CA Paris, 5e ch. A, 19 mars 1997, n° 1949-95

PARIS

Arrêt

PARTIES

Demandeur :

Disques Office (SA)

Défendeur :

Disques Vogue (SA), BGM France (SA)

COMPOSITION DE LA JURIDICTION

Président :

Mme Vigneron

Conseillers :

Mmes Jaubert, Percheron

Avoués :

SCP Duboscq-Pellerin, Fanet

Avocats :

Mes Granger-Apperce, Thomas.

T. com. Paris, du 9 nov. 1994

9 novembre 1994

La société Disques Office SA a, suivant déclarations remises au secrétariat-greffe les 29 novembre 1994 et 29 mars 1995 intimant respectivement la société Disques Vogue SA et la société BMG France SA, interjeté appel du jugement rendu le 9 novembre 1994 par le Tribunal de commerce de Paris qui a dit sa demande tendant à voir condamner la société Disques Vogue au paiement de dommages-intérêts pour brusque rupture de son contrat de distribution et inexécution de ses obligations contractuelles " mal fondée quant à présent " et l'en a déboutée aux motifs que dûment avisée des modifications intervenues dans la société Disques Vogue elle persistait à exercer à l'encontre de cette dernière une action qui ne pouvait être dirigée que contre la société BMG France, laissant à sa charge les dépens.

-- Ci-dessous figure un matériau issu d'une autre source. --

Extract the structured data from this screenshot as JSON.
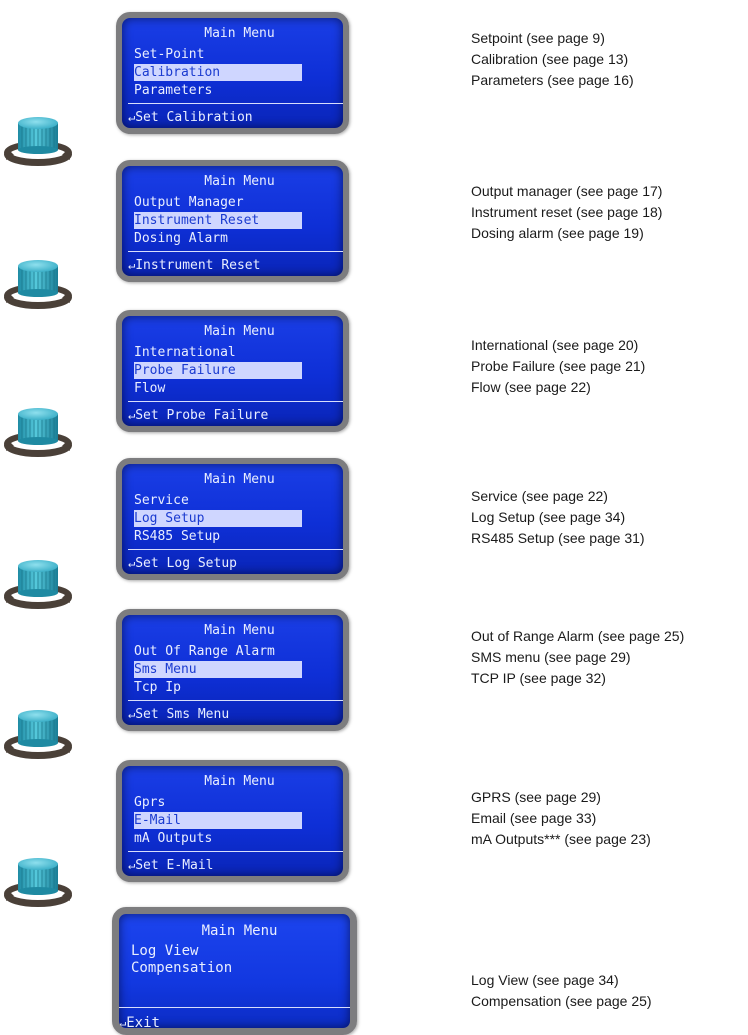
{
  "menus": [
    {
      "title": "Main Menu",
      "items": [
        "Set-Point",
        "Calibration",
        "Parameters"
      ],
      "selected": 1,
      "footer": "Set Calibration",
      "descriptions": [
        "Setpoint (see page 9)",
        "Calibration (see page 13)",
        "Parameters (see page 16)"
      ]
    },
    {
      "title": "Main Menu",
      "items": [
        "Output Manager",
        "Instrument Reset",
        "Dosing Alarm"
      ],
      "selected": 1,
      "footer": "Instrument Reset",
      "descriptions": [
        "Output manager (see page 17)",
        "Instrument reset (see page 18)",
        "Dosing alarm (see page 19)"
      ]
    },
    {
      "title": "Main Menu",
      "items": [
        "International",
        "Probe Failure",
        "Flow"
      ],
      "selected": 1,
      "footer": "Set Probe Failure",
      "descriptions": [
        "International (see page 20)",
        "Probe Failure (see page 21)",
        "Flow (see page 22)"
      ]
    },
    {
      "title": "Main Menu",
      "items": [
        "Service",
        "Log Setup",
        "RS485 Setup"
      ],
      "selected": 1,
      "footer": "Set Log Setup",
      "descriptions": [
        "Service (see page 22)",
        "Log Setup (see page 34)",
        "RS485 Setup (see page 31)"
      ]
    },
    {
      "title": "Main Menu",
      "items": [
        "Out Of Range Alarm",
        "Sms Menu",
        "Tcp Ip"
      ],
      "selected": 1,
      "footer": "Set Sms Menu",
      "descriptions": [
        "Out of Range Alarm (see page 25)",
        "SMS menu (see page  29)",
        "TCP IP (see page 32)"
      ]
    },
    {
      "title": "Main Menu",
      "items": [
        "Gprs",
        "E-Mail",
        "mA Outputs"
      ],
      "selected": 1,
      "footer": "Set E-Mail",
      "descriptions": [
        "GPRS (see page 29)",
        "Email (see page 33)",
        "mA Outputs*** (see page 23)"
      ]
    },
    {
      "title": "Main Menu",
      "items": [
        "Log View",
        "Compensation"
      ],
      "selected": -1,
      "footer": "Exit",
      "descriptions": [
        "Log View (see page 34)",
        "Compensation (see page 25)"
      ]
    }
  ],
  "footer_arrow": "↵",
  "knob_icon": "rotary-knob-icon",
  "colors": {
    "lcd_background": "#1437e0",
    "lcd_text": "#e9eeff",
    "highlight_bg": "#cfd6ff",
    "bezel": "#7d7d7f",
    "knob_cap": "#3fb8cf",
    "knob_arrow": "#4a4038"
  }
}
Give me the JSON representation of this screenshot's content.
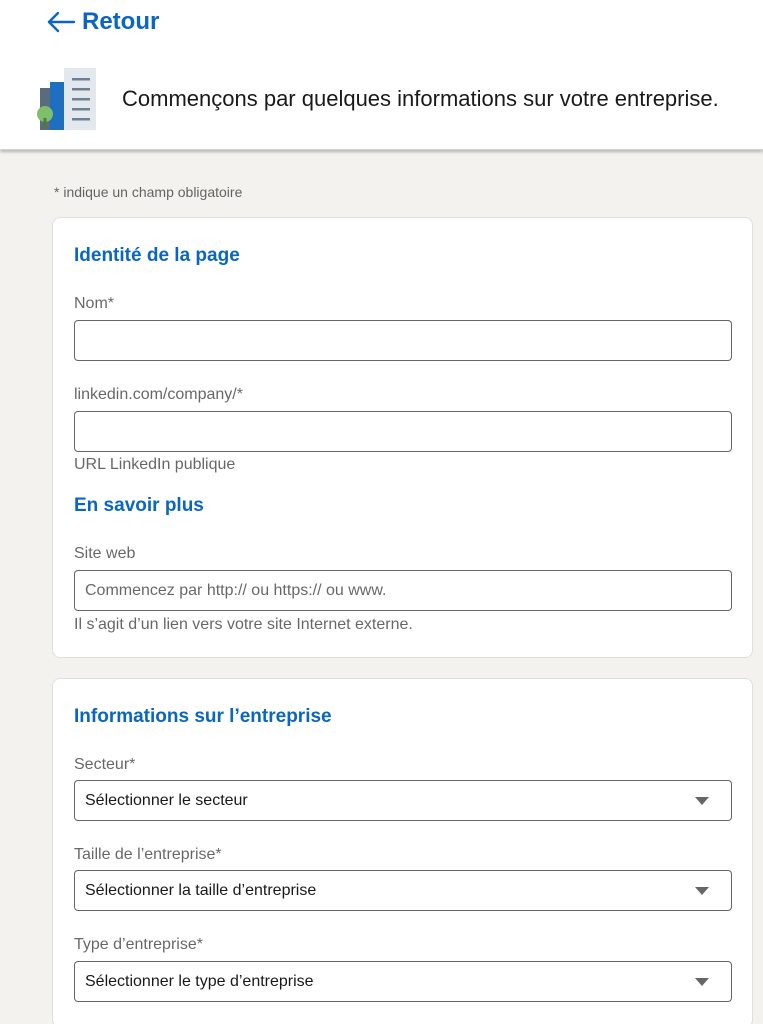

La société Disques Office prie la Cour, réformant cette décision, de condamner " conjointement et solidairement " les sociétés Disques Vogue et BMG à lui payer les sommes de :

- 150 000 F en réparation du préjudice subi du fait de la rupture, notifiée le 12 août 1992 pour le 31 décembre 1992, du contrat qui la liait à la société Disques Vogue depuis 1985 pour la distribution exclusive en Suisse des disques produits par cette dernière, ladite indemnité correspondant à un trimestre supplémentaire de préavis en appliquant le taux de marge brute de 38 % qui était le sien pour les années 1991/1992,

- 1 200 000 F en réparation du préjudice subi du fait de l'inexécution par Vogue de ses obligations contractuelles au cours du deuxième semestre 1992 caractérisée par des délais anormalement longs de livraison (7 semaines) et de réponse aux demandes d'information sur les nouveautés et les prix et des modifications unilatérales des prix, par diminution du taux de remise de 45 % à 30 %, à compter de novembre 1992, la somme réclamée correspondant à la marge brute sur un chiffre d'affaires du 2ème semestre 1992 reconstitué à partir des chiffres d'affaires réalisés dans des conditions normales,

- 500 000 F en réparation de l'atteinte à sa notoriété, entamée par son incapacité, du fait des agissements de Vogue, à garantir à ses partenaires une bonne distribution du catalogue,

- 50 000 F en application de l'article 700 du NCPC.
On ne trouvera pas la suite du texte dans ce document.